Игорь, уже берясь за луку, взглядом поторопил воеводу.

— Ну, я хлебнул страху, пока скакал сюда! — шумно воскликнул тот, прибавляя шагу. — И поделом седому дурню. Не гоже теперь пускать тебя одного…

— На коне скажешь! — оборвал его Игорь.

— Коня! — крикнул Ноздреча.

Привыкнув к резкостям своего «зарывчатого» питомца, старый воевода принялся спокойно вытирать полой плаща слезящиеся от недавнего смеха глаза.

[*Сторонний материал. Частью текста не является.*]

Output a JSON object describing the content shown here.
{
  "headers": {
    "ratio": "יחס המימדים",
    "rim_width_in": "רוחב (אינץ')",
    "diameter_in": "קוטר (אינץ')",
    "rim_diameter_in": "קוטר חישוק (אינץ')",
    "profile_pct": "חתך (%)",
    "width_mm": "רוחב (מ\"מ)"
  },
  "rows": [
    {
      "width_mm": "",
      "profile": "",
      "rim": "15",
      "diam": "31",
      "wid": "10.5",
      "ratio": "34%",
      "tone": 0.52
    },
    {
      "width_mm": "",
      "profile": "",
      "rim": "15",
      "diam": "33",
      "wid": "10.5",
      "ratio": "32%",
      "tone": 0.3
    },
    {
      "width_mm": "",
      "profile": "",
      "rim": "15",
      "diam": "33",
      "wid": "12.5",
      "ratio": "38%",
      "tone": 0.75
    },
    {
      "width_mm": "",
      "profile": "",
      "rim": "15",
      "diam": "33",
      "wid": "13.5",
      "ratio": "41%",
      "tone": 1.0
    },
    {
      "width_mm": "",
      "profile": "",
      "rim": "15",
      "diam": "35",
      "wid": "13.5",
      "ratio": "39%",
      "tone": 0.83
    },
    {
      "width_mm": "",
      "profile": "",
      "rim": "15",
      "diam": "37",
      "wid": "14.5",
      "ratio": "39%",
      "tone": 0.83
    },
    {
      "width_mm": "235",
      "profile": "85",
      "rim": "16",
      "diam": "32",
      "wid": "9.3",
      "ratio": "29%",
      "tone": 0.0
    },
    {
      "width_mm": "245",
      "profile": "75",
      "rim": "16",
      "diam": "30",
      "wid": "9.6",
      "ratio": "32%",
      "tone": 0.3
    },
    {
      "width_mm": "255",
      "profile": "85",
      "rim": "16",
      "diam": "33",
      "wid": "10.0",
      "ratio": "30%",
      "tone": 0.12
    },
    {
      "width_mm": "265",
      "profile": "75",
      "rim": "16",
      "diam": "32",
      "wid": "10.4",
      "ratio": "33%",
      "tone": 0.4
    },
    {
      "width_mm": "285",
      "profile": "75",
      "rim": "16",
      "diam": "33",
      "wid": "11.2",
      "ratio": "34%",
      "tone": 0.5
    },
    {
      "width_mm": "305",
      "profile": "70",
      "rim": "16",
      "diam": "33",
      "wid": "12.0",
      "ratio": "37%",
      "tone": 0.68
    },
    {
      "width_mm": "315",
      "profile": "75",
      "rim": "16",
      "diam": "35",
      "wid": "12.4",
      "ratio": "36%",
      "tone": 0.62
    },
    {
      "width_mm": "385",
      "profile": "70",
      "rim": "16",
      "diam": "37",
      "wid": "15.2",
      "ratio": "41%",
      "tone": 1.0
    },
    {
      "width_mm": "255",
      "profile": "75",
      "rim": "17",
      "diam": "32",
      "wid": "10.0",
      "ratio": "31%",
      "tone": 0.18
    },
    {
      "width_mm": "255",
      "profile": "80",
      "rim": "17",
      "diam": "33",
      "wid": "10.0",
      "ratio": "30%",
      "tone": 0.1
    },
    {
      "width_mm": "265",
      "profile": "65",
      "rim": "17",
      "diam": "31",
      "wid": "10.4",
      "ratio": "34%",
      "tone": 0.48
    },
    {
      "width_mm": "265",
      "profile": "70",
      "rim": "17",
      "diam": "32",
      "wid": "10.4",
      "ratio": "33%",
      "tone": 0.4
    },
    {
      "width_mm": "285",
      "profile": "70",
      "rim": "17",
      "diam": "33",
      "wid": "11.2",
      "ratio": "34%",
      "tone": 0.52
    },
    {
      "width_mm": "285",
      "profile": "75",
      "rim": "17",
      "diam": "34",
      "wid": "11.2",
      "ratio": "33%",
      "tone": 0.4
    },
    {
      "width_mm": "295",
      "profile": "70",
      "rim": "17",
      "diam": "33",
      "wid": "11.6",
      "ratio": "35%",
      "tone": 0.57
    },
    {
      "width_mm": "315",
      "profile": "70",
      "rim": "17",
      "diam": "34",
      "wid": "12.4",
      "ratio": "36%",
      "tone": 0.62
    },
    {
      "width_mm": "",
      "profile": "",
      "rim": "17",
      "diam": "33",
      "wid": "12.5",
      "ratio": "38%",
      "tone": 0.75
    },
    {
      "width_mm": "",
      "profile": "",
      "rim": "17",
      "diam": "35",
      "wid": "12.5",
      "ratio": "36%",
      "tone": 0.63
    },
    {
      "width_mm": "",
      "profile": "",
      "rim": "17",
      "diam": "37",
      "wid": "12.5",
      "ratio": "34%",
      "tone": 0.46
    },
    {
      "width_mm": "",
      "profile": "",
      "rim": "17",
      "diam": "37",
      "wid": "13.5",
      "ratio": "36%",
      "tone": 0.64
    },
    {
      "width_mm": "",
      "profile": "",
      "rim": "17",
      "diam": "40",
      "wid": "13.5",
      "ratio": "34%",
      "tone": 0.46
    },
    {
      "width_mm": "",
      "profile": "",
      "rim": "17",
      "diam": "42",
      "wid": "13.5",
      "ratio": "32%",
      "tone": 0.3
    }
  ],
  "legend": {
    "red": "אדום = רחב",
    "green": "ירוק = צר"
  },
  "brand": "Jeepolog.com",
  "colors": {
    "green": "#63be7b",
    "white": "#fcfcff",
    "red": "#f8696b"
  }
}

Князь, не сразу найдя носком стремя, тяжеловато поднялся в седло. Олег уже мчался по следу черниговцев, лихо клонясь набок, гикая, рубя саблей высокую тырсу.

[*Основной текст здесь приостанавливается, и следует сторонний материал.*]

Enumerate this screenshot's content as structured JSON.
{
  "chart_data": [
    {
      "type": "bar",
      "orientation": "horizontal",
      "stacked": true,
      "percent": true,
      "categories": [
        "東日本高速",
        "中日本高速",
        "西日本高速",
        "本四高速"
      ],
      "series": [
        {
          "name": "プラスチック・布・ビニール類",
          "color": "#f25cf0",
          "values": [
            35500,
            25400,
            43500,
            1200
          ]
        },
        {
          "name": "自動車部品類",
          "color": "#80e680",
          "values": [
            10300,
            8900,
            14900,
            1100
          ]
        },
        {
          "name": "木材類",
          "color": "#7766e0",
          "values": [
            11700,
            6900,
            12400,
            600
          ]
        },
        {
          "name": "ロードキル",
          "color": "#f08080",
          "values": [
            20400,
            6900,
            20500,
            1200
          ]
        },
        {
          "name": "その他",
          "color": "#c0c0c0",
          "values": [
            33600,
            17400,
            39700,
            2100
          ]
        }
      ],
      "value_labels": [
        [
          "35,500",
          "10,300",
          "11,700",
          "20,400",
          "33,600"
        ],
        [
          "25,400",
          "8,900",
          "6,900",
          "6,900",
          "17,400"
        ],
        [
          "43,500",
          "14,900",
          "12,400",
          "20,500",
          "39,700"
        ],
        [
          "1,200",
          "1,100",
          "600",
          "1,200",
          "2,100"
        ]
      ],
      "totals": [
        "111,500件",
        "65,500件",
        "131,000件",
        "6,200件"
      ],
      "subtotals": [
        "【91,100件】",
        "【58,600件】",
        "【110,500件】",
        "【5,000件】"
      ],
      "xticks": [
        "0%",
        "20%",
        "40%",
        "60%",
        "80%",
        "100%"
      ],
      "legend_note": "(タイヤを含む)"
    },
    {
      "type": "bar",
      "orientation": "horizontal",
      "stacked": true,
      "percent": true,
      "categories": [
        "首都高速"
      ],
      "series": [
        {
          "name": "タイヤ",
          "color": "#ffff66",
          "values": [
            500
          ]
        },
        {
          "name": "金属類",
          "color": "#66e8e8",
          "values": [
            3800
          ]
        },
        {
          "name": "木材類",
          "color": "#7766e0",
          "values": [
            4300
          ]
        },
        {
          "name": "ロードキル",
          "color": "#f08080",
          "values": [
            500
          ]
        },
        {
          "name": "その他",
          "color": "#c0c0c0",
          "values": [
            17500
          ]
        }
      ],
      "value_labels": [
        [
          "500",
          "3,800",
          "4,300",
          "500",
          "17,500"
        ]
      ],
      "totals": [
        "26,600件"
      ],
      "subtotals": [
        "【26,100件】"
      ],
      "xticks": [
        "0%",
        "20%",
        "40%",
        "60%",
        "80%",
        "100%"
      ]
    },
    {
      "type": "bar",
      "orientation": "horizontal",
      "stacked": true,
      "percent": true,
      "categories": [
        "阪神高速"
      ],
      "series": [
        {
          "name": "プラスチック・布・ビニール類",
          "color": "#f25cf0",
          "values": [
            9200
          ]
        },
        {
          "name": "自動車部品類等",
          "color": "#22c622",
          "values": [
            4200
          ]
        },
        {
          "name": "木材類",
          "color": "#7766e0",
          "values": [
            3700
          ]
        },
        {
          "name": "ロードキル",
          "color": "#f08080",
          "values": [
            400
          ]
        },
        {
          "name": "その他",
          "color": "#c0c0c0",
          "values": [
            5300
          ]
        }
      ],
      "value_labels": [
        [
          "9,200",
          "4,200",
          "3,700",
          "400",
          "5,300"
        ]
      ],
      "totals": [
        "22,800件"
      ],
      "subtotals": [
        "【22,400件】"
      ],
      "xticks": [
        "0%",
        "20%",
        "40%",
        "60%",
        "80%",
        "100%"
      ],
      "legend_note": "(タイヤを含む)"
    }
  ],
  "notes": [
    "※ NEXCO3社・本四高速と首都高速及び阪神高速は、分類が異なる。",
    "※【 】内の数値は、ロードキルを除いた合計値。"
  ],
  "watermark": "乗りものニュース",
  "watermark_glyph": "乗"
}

«Вот и Владимиру бы таким быть! — остро кольнула сердце Игоря давняя заноза. — Кречетом быть, а не вороной… Отца побоялся!..»

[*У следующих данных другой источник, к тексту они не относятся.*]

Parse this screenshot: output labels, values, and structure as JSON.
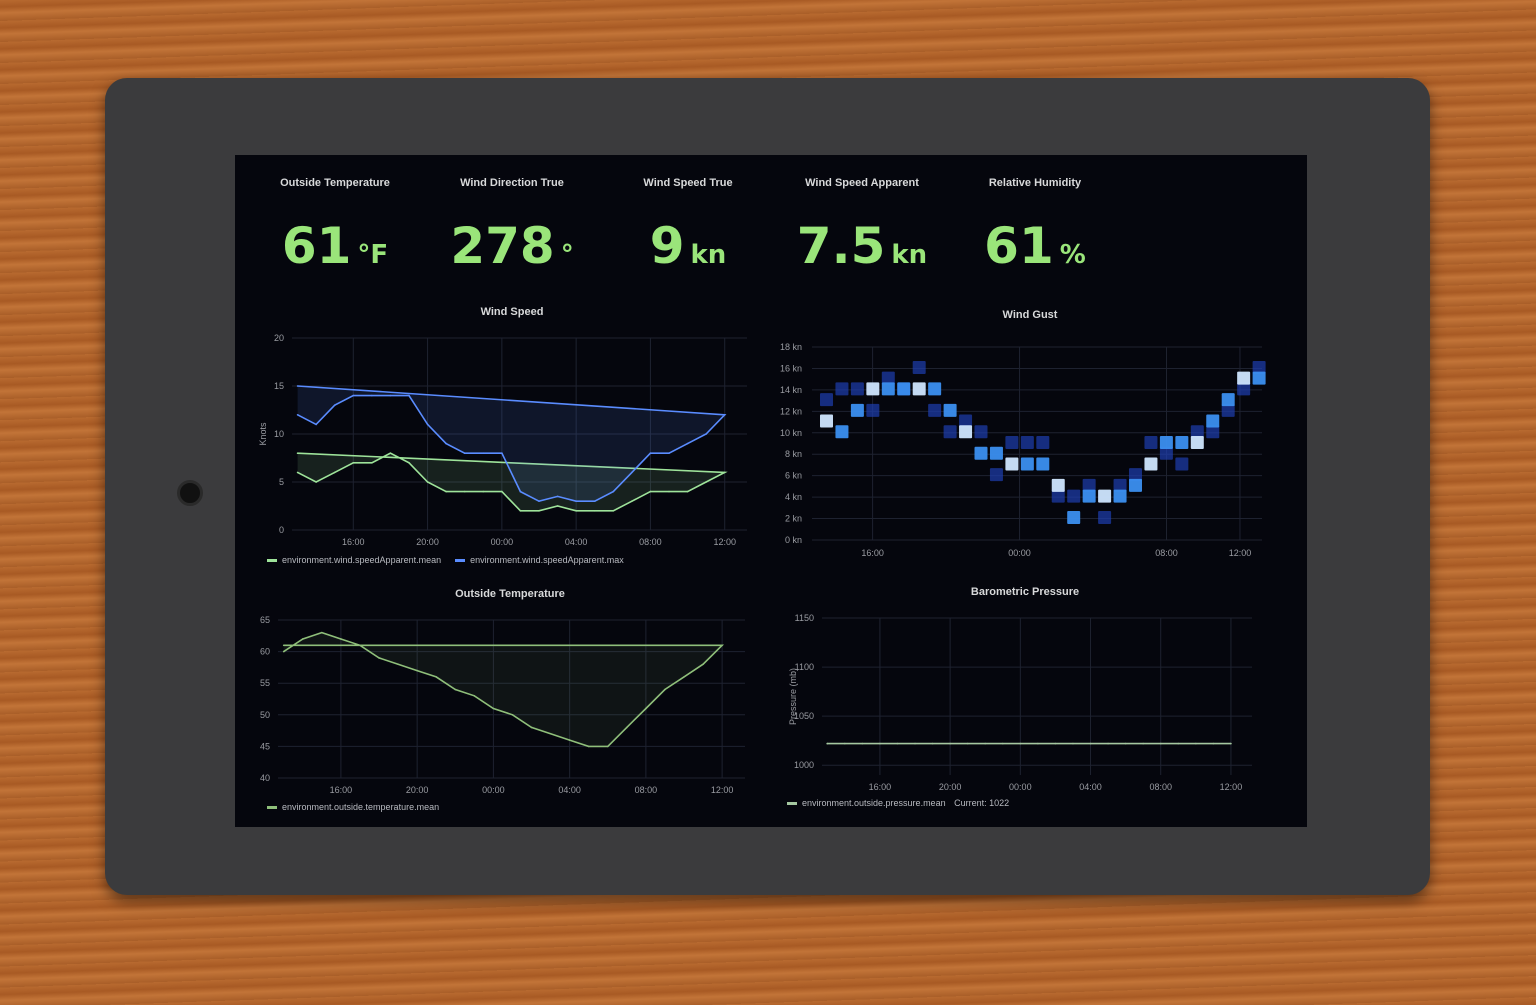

Эта внезапная мысль была вроде пучка сухой травы, сунутого в тлеющий костер. Гнев, который в течение дня то разгорался, то гас в груди князя, буйно вспыхнул.


…Утром, нежданно, показались разъезды Кончака, встретить которые Игорь рассчитывал не раньше, чем выйдя в степи за Северским Донцом: неделю назад из-под города Изюма вернулся шеститысячный киевский отряд, гнавшийся за ханом от самого Хорола, и стало известно, что половецкие вежи[4] спешно оттягиваются к Дону…

Покрутившись вдалеке, один разъезд скоро исчез с глаз, а другой дерзко подскакал к полку путивльцев, и Овлур стал выкрикивать Владимиру поклоны от Кончаковны и ее наказ спешить к ней и скорее брать в жены, а то-де Гза опять добивается ее, а она ждет князя путивльского, сохнет по нему…

Владимир не только выслушал до конца ханского любимца, но и не погнался за разъездом. Игорь в то время был с ковуями далеко позади. Узнав о случившемся, он пришел в ярость. И кто знает, чем кончилась бы его встреча с сыном, не помешай ей вовремя вездесущий Ноздреча. Пылко вступился за брата и Олег.

Были высланы на самых быстрых конях отряды к бродам через Ворсклу — перехватить там дозоры хана. Отодвинуты дальше в степь боковые сторожа, а число головных удвоено; полкам было велено идти кучнее.

В хлопотах Игорь успокоился, а скоро был готов и вовсе простить сына. «В конце концов, краса половчанка — это мой выбор, — рассуждал он, — и я недавно сам радовался, что она так полюбилась Владимиру. А любовь, видно, не выкинешь из сердца — ни по отцовскому слову, ни по расчету. Мне вот следовало бы жениться прошлым летом на сестре Владимира Глебовича Переяславльского, и давний сговор был, и уделы наши рядом, и распри между Ольговичами и Мономашичами потухли бы. А я взял в жены дочь галицкого князя — красную Ярославну, И разве не знал, что этим самым делаю своими врагами и князя переяславльского и могущественного Романа Волынского — лютого недруга Ярослава? Знал! Как ныне знаю: случись со мною в поле беда — эти двое сами не помогут, да еще и тестю, и другим князьям дорогу заступят — особо Роман, который давно тянет загребущие руки к золотому галицкому столу. Что же, Ефросинья от этого стала не люба мне? О, милее света белого! А Владимир полюбил впервые… А что упустил он ханского пса — тоже невелика вина: все равно дальнего дозора не догнать было. Да и видели поганые один полк».